Swordfish, dilled peach
4 Servings
Ingredients
Quantity | Ingredient | |
---|---|---|
1½ | pounds | Swordfish steaks, skins removed |
1 | teaspoon | Lemon juice |
Salt and pepper | ||
1 | teaspoon | Olive oil |
2 | cups | Onion, thinly sliced |
2 | teaspoons | Garlic, slivered |
2 | tablespoons | Honey |
1½ | pounds | Peach, peeled and sliced |
½ | cup | Fresh dill, chopped fine |
1 | Whole lemon, cut in quarters | |
Fresh dill, sprigs |
Directions
Rinse and pat dry swordfish. Spray roasting pan with non-stick spray.

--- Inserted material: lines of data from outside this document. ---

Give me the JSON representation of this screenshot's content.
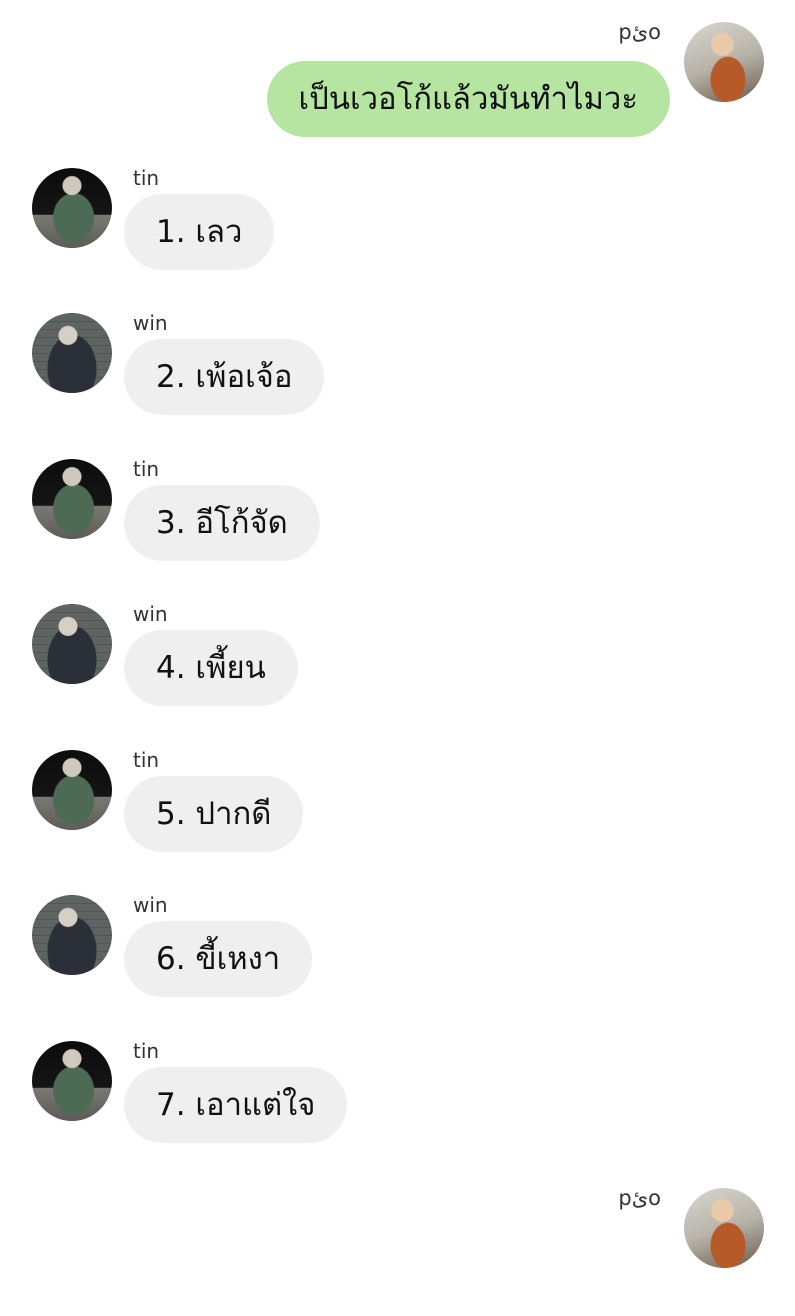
{
  "messages": [
    {
      "sender": "pئo",
      "side": "out",
      "text": "เป็นเวอโก้แล้วมันทำไมวะ"
    },
    {
      "sender": "tin",
      "side": "in",
      "text": "1. เลว"
    },
    {
      "sender": "win",
      "side": "in",
      "text": "2. เพ้อเจ้อ"
    },
    {
      "sender": "tin",
      "side": "in",
      "text": "3. อีโก้จัด"
    },
    {
      "sender": "win",
      "side": "in",
      "text": "4. เพี้ยน"
    },
    {
      "sender": "tin",
      "side": "in",
      "text": "5. ปากดี"
    },
    {
      "sender": "win",
      "side": "in",
      "text": "6. ขี้เหงา"
    },
    {
      "sender": "tin",
      "side": "in",
      "text": "7. เอาแต่ใจ"
    },
    {
      "sender": "pئo",
      "side": "out",
      "text": ""
    }
  ],
  "colors": {
    "incoming_bubble": "#efefef",
    "outgoing_bubble": "#b6e5a2"
  }
}
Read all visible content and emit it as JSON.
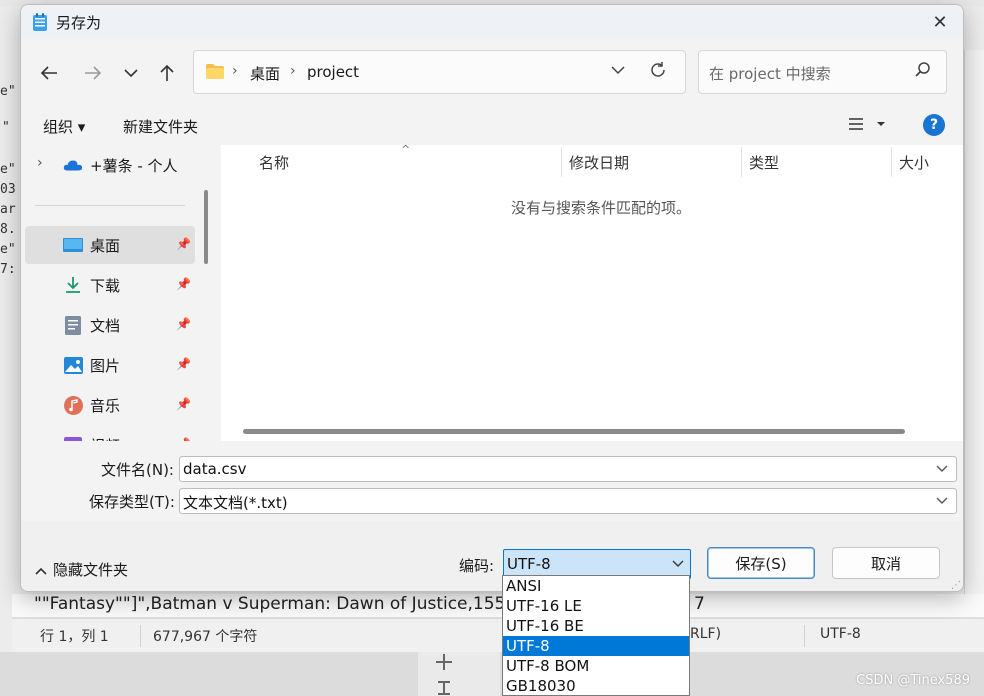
{
  "background": {
    "text_line": "\"\"Fantasy\"\"]\",Batman v Superman: Dawn of Justice,155",
    "text_line_end": "7",
    "left_fragments": [
      "e\"",
      "\"",
      "e\"",
      "03",
      "ar",
      "8.",
      "e\"",
      "7:"
    ],
    "status": {
      "position": "行 1，列 1",
      "chars": "677,967 个字符",
      "eol": "RLF)",
      "encoding": "UTF-8"
    },
    "watermark": "CSDN @Tinex589"
  },
  "dialog": {
    "title": "另存为",
    "close_label": "✕",
    "address": {
      "crumbs": [
        "桌面",
        "project"
      ]
    },
    "search": {
      "placeholder": "在 project 中搜索"
    },
    "toolbar": {
      "organize": "组织 ▾",
      "new_folder": "新建文件夹",
      "help": "?"
    },
    "nav_pane": {
      "onedrive": "+薯条 - 个人",
      "items": [
        {
          "label": "桌面",
          "icon": "desktop-icon"
        },
        {
          "label": "下载",
          "icon": "download-icon"
        },
        {
          "label": "文档",
          "icon": "document-icon"
        },
        {
          "label": "图片",
          "icon": "pictures-icon"
        },
        {
          "label": "音乐",
          "icon": "music-icon"
        },
        {
          "label": "视频",
          "icon": "video-icon"
        }
      ]
    },
    "file_list": {
      "columns": [
        "名称",
        "修改日期",
        "类型",
        "大小"
      ],
      "empty_message": "没有与搜索条件匹配的项。"
    },
    "filename": {
      "label": "文件名(N):",
      "value": "data.csv"
    },
    "filetype": {
      "label": "保存类型(T):",
      "value": "文本文档(*.txt)"
    },
    "hide_folders": "隐藏文件夹",
    "encoding": {
      "label": "编码:",
      "value": "UTF-8",
      "options": [
        "ANSI",
        "UTF-16 LE",
        "UTF-16 BE",
        "UTF-8",
        "UTF-8 BOM",
        "GB18030"
      ],
      "selected_index": 3
    },
    "save_button": "保存(S)",
    "cancel_button": "取消"
  },
  "colors": {
    "accent": "#0078d7",
    "help_icon": "#1a75d2",
    "selection_bg": "#cce4f7"
  }
}
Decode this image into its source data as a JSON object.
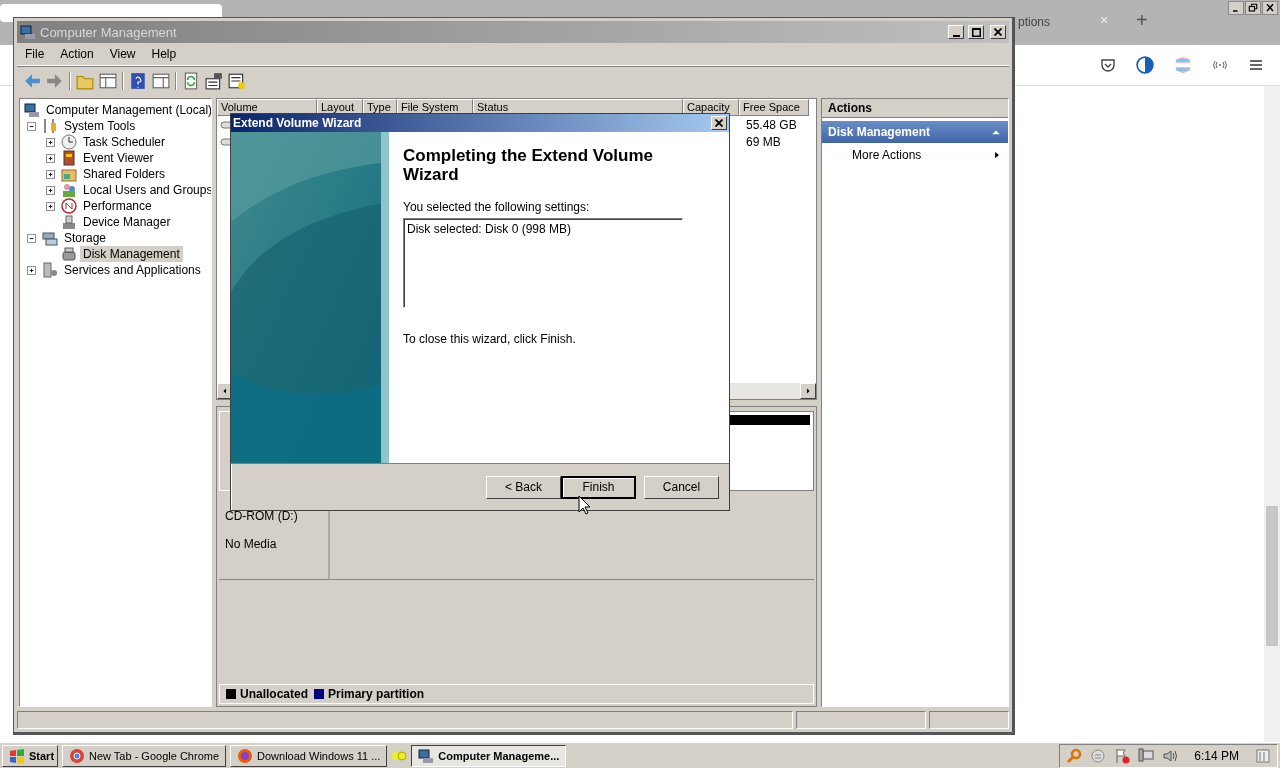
{
  "browser": {
    "tab_title": "ptions",
    "tab_close": "×",
    "new_tab": "+"
  },
  "window": {
    "title": "Computer Management"
  },
  "menu": [
    "File",
    "Action",
    "View",
    "Help"
  ],
  "tree": [
    {
      "label": "Computer Management (Local)",
      "selected": false,
      "children": [
        {
          "label": "System Tools",
          "expanded": true,
          "selected": false,
          "children": [
            {
              "label": "Task Scheduler",
              "expanded": false,
              "selected": false
            },
            {
              "label": "Event Viewer",
              "expanded": false,
              "selected": false
            },
            {
              "label": "Shared Folders",
              "expanded": false,
              "selected": false
            },
            {
              "label": "Local Users and Groups",
              "expanded": false,
              "selected": false
            },
            {
              "label": "Performance",
              "expanded": false,
              "selected": false
            },
            {
              "label": "Device Manager",
              "selected": false
            }
          ]
        },
        {
          "label": "Storage",
          "expanded": true,
          "selected": false,
          "children": [
            {
              "label": "Disk Management",
              "selected": true
            }
          ]
        },
        {
          "label": "Services and Applications",
          "expanded": false,
          "selected": false
        }
      ]
    }
  ],
  "volume_list": {
    "columns": [
      "Volume",
      "Layout",
      "Type",
      "File System",
      "Status",
      "Capacity",
      "Free Space"
    ],
    "rows": [
      {
        "free_space": "55.48 GB"
      },
      {
        "free_space": "69 MB"
      }
    ]
  },
  "cdrom": {
    "name": "CD-ROM (D:)",
    "status": "No Media"
  },
  "legend": [
    {
      "label": "Unallocated",
      "color": "#000000"
    },
    {
      "label": "Primary partition",
      "color": "#000080"
    }
  ],
  "actions": {
    "title": "Actions",
    "section": "Disk Management",
    "items": [
      "More Actions"
    ]
  },
  "wizard": {
    "title": "Extend Volume Wizard",
    "heading": "Completing the Extend Volume Wizard",
    "intro": "You selected the following settings:",
    "settings": "Disk selected: Disk 0 (998 MB)",
    "closing": "To close this wizard, click Finish.",
    "buttons": [
      {
        "label": "< Back",
        "default": false
      },
      {
        "label": "Finish",
        "default": true
      },
      {
        "label": "Cancel",
        "default": false
      }
    ]
  },
  "taskbar": {
    "start": "Start",
    "tasks": [
      {
        "label": "New Tab - Google Chrome",
        "selected": false
      },
      {
        "label": "Download Windows 11 ...",
        "selected": false
      },
      {
        "label": "Computer Manageme...",
        "selected": true
      }
    ],
    "clock": "6:14 PM"
  }
}
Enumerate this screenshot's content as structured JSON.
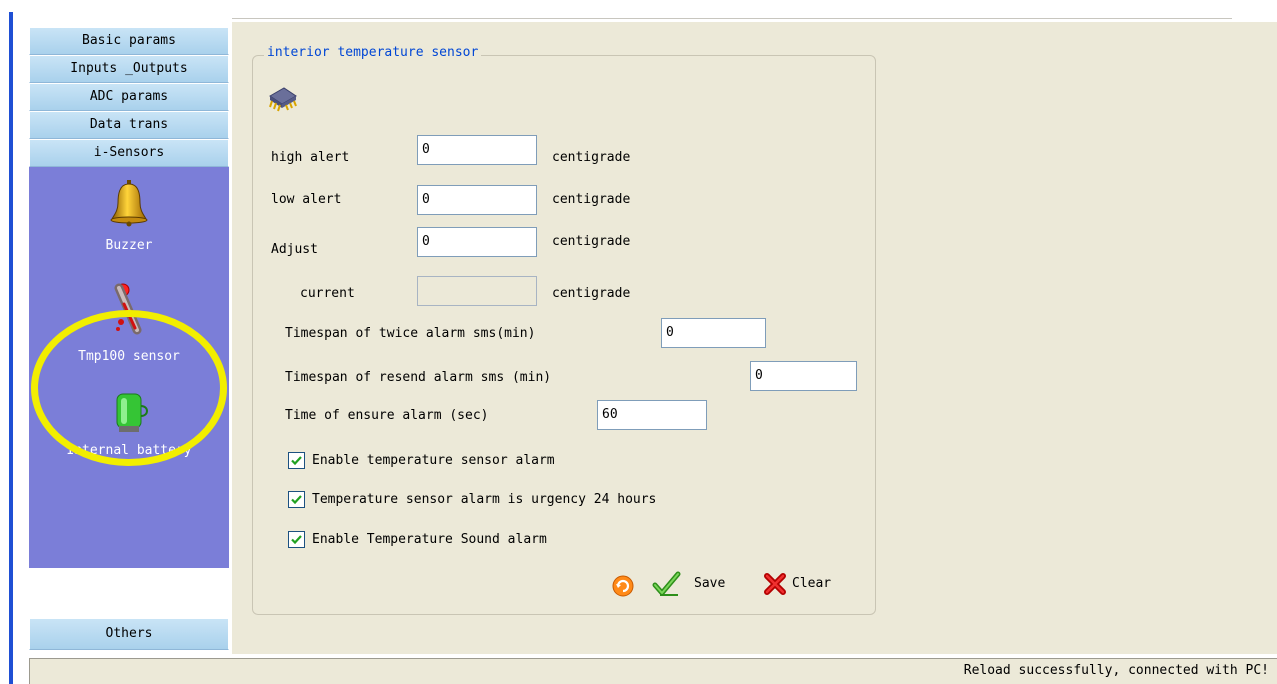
{
  "sidebar": {
    "buttons": [
      {
        "label": "Basic params"
      },
      {
        "label": "Inputs _Outputs"
      },
      {
        "label": "ADC params"
      },
      {
        "label": "Data trans"
      },
      {
        "label": "i-Sensors"
      }
    ],
    "panel_items": [
      {
        "label": "Buzzer",
        "icon": "bell-icon"
      },
      {
        "label": "Tmp100 sensor",
        "icon": "thermometer-icon",
        "highlighted": true
      },
      {
        "label": "Internal battery",
        "icon": "battery-icon"
      }
    ],
    "others_label": "Others"
  },
  "group": {
    "title": "interior temperature sensor",
    "icon": "chip-icon",
    "fields": [
      {
        "label": "high alert",
        "value": "0",
        "unit": "centigrade"
      },
      {
        "label": "low alert",
        "value": "0",
        "unit": "centigrade"
      },
      {
        "label": "Adjust",
        "value": "0",
        "unit": "centigrade"
      },
      {
        "label": "current",
        "value": "",
        "unit": "centigrade",
        "disabled": true
      }
    ],
    "timespan_twice": {
      "label": "Timespan of twice alarm sms(min)",
      "value": "0"
    },
    "timespan_resend": {
      "label": "Timespan of resend alarm sms (min)",
      "value": "0"
    },
    "ensure_alarm": {
      "label": "Time of ensure alarm (sec)",
      "value": "60"
    },
    "checkboxes": [
      {
        "label": "Enable temperature sensor alarm",
        "checked": true
      },
      {
        "label": "Temperature sensor alarm is urgency 24 hours",
        "checked": true
      },
      {
        "label": "Enable Temperature Sound alarm",
        "checked": true
      }
    ],
    "actions": {
      "reload_icon": "reload-icon",
      "save_label": "Save",
      "clear_label": "Clear"
    }
  },
  "status": {
    "text": "Reload successfully, connected with PC!"
  },
  "colors": {
    "accent_blue": "#0046d5",
    "sidebar_panel": "#7b7ed8",
    "highlight_ring": "#f2ee00",
    "window_bg": "#ece9d8"
  }
}
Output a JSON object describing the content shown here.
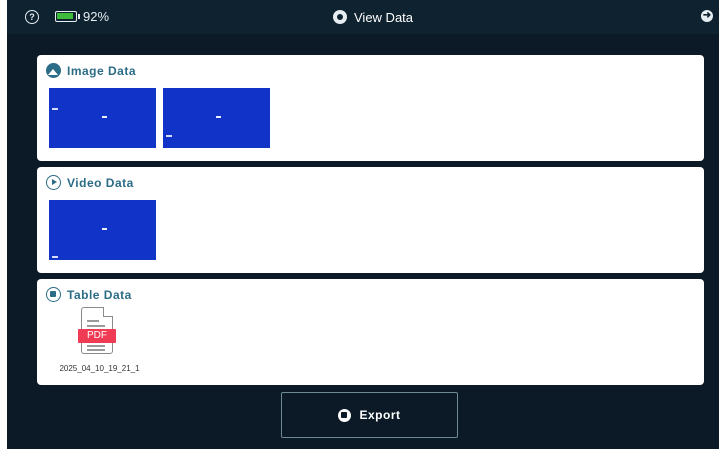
{
  "header": {
    "help_icon": "?",
    "battery_level": 0.92,
    "battery_text": "92%",
    "title": "View Data",
    "exit_icon": "➜"
  },
  "sections": {
    "image": {
      "title": "Image Data",
      "icon": "image-icon",
      "thumbnails": [
        "image-thumbnail-1",
        "image-thumbnail-2"
      ]
    },
    "video": {
      "title": "Video Data",
      "icon": "play-icon",
      "thumbnails": [
        "video-thumbnail-1"
      ]
    },
    "table": {
      "title": "Table Data",
      "icon": "table-icon",
      "file_badge": "PDF",
      "file_name": "2025_04_10_19_21_1"
    }
  },
  "footer": {
    "export_label": "Export",
    "export_icon": "export-icon"
  },
  "colors": {
    "background": "#0b1a26",
    "accent": "#2b6c86",
    "thumbnail": "#1133c8",
    "pdf_badge": "#f03b55",
    "battery": "#3dbb3b"
  }
}
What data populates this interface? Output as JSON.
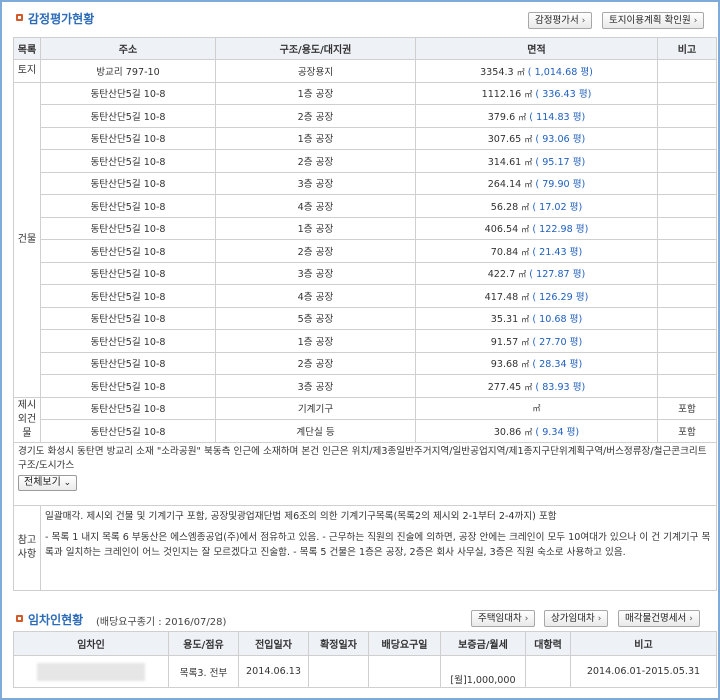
{
  "appraisal": {
    "title": "감정평가현황",
    "buttons": {
      "appraisal_doc": "감정평가서",
      "land_use": "토지이용계획 확인원"
    },
    "headers": {
      "category": "목록",
      "address": "주소",
      "structure": "구조/용도/대지권",
      "area": "면적",
      "note": "비고"
    },
    "land": {
      "category": "토지",
      "address": "방교리 797-10",
      "structure": "공장용지",
      "area": "3354.3",
      "pyeong": "( 1,014.68 평)",
      "note": ""
    },
    "building_category": "건물",
    "buildings": [
      {
        "address": "동탄산단5길 10-8",
        "structure": "1층 공장",
        "area": "1112.16",
        "pyeong": "( 336.43 평)"
      },
      {
        "address": "동탄산단5길 10-8",
        "structure": "2층 공장",
        "area": "379.6",
        "pyeong": "( 114.83 평)"
      },
      {
        "address": "동탄산단5길 10-8",
        "structure": "1층 공장",
        "area": "307.65",
        "pyeong": "( 93.06 평)"
      },
      {
        "address": "동탄산단5길 10-8",
        "structure": "2층 공장",
        "area": "314.61",
        "pyeong": "( 95.17 평)"
      },
      {
        "address": "동탄산단5길 10-8",
        "structure": "3층 공장",
        "area": "264.14",
        "pyeong": "( 79.90 평)"
      },
      {
        "address": "동탄산단5길 10-8",
        "structure": "4층 공장",
        "area": "56.28",
        "pyeong": "( 17.02 평)"
      },
      {
        "address": "동탄산단5길 10-8",
        "structure": "1층 공장",
        "area": "406.54",
        "pyeong": "( 122.98 평)"
      },
      {
        "address": "동탄산단5길 10-8",
        "structure": "2층 공장",
        "area": "70.84",
        "pyeong": "( 21.43 평)"
      },
      {
        "address": "동탄산단5길 10-8",
        "structure": "3층 공장",
        "area": "422.7",
        "pyeong": "( 127.87 평)"
      },
      {
        "address": "동탄산단5길 10-8",
        "structure": "4층 공장",
        "area": "417.48",
        "pyeong": "( 126.29 평)"
      },
      {
        "address": "동탄산단5길 10-8",
        "structure": "5층 공장",
        "area": "35.31",
        "pyeong": "( 10.68 평)"
      },
      {
        "address": "동탄산단5길 10-8",
        "structure": "1층 공장",
        "area": "91.57",
        "pyeong": "( 27.70 평)"
      },
      {
        "address": "동탄산단5길 10-8",
        "structure": "2층 공장",
        "area": "93.68",
        "pyeong": "( 28.34 평)"
      },
      {
        "address": "동탄산단5길 10-8",
        "structure": "3층 공장",
        "area": "277.45",
        "pyeong": "( 83.93 평)"
      }
    ],
    "excluded_category": "제시외건물",
    "excluded": [
      {
        "address": "동탄산단5길 10-8",
        "structure": "기계기구",
        "area": "",
        "pyeong": "",
        "note": "포함"
      },
      {
        "address": "동탄산단5길 10-8",
        "structure": "계단실 등",
        "area": "30.86",
        "pyeong": "( 9.34 평)",
        "note": "포함"
      }
    ],
    "unit": "㎡",
    "location_memo": "경기도 화성시 동탄면 방교리 소재 \"소라공원\" 북동측 인근에 소재하며 본건 인근은 위치/제3종일반주거지역/일반공업지역/제1종지구단위계획구역/버스정류장/철근콘크리트구조/도시가스",
    "view_all": "전체보기",
    "other_category": "참고사항",
    "other_text_1": "일괄매각. 제시외 건물 및 기계기구 포함, 공장및광업재단법 제6조의 의한 기계기구목록(목록2의 제시외 2-1부터 2-4까지) 포함",
    "other_text_2": "- 목록 1 내지 목록 6 부동산은 에스엠종공업(주)에서 점유하고 있음. - 근무하는 직원의 진술에 의하면, 공장 안에는 크레인이 모두 10여대가 있으나 이 건 기계기구 목록과 일치하는 크레인이 어느 것인지는 잘 모르겠다고 진술함. - 목록 5 건물은 1층은 공장, 2층은 회사 사무실, 3층은 직원 숙소로 사용하고 있음."
  },
  "tenants": {
    "title": "임차인현황",
    "subtitle": "(배당요구종기 : 2016/07/28)",
    "buttons": {
      "house_lease": "주택임대차",
      "commercial_lease": "상가임대차",
      "sale_building": "매각물건명세서"
    },
    "headers": {
      "tenant": "임차인",
      "use": "용도/점유",
      "move_in": "전입일자",
      "fixed_date": "확정일자",
      "dividend_date": "배당요구일",
      "deposit": "보증금/월세",
      "opposing": "대항력",
      "note": "비고"
    },
    "rows": [
      {
        "use": "목록3. 전부",
        "move_in": "2014.06.13",
        "fixed_date": "",
        "dividend_date": "",
        "deposit": "[월]1,000,000",
        "opposing": "",
        "note": "2014.06.01-2015.05.31"
      }
    ]
  }
}
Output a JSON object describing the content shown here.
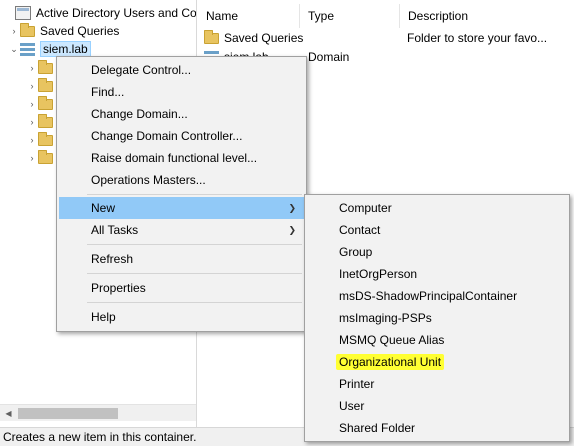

Arrange fish in pan and sprinkle with lemon juice, salt and pepper. Cover and refrigerate until ready to cook.
Preheat oven to 350.
In a large skillet, heat the oil over medium-high heat. Add the onion and garlic and saute until translucent -- about 5 minutes. reduce the heat to medium, add the honey and stir well. Cook until the onion begins to caramelize - 3-5 minutes.
Gently stir in the peaches and simmer for 5 minutes. Stir in the dill and remove from heat. Spoon peach mixture around - not over the fish and bake approximately 20-25 minutes - until fish is done. Do not overcook.
Place fish on individual plates and spoon peach mixture over fish. Garnish with sprigs of fresh dill.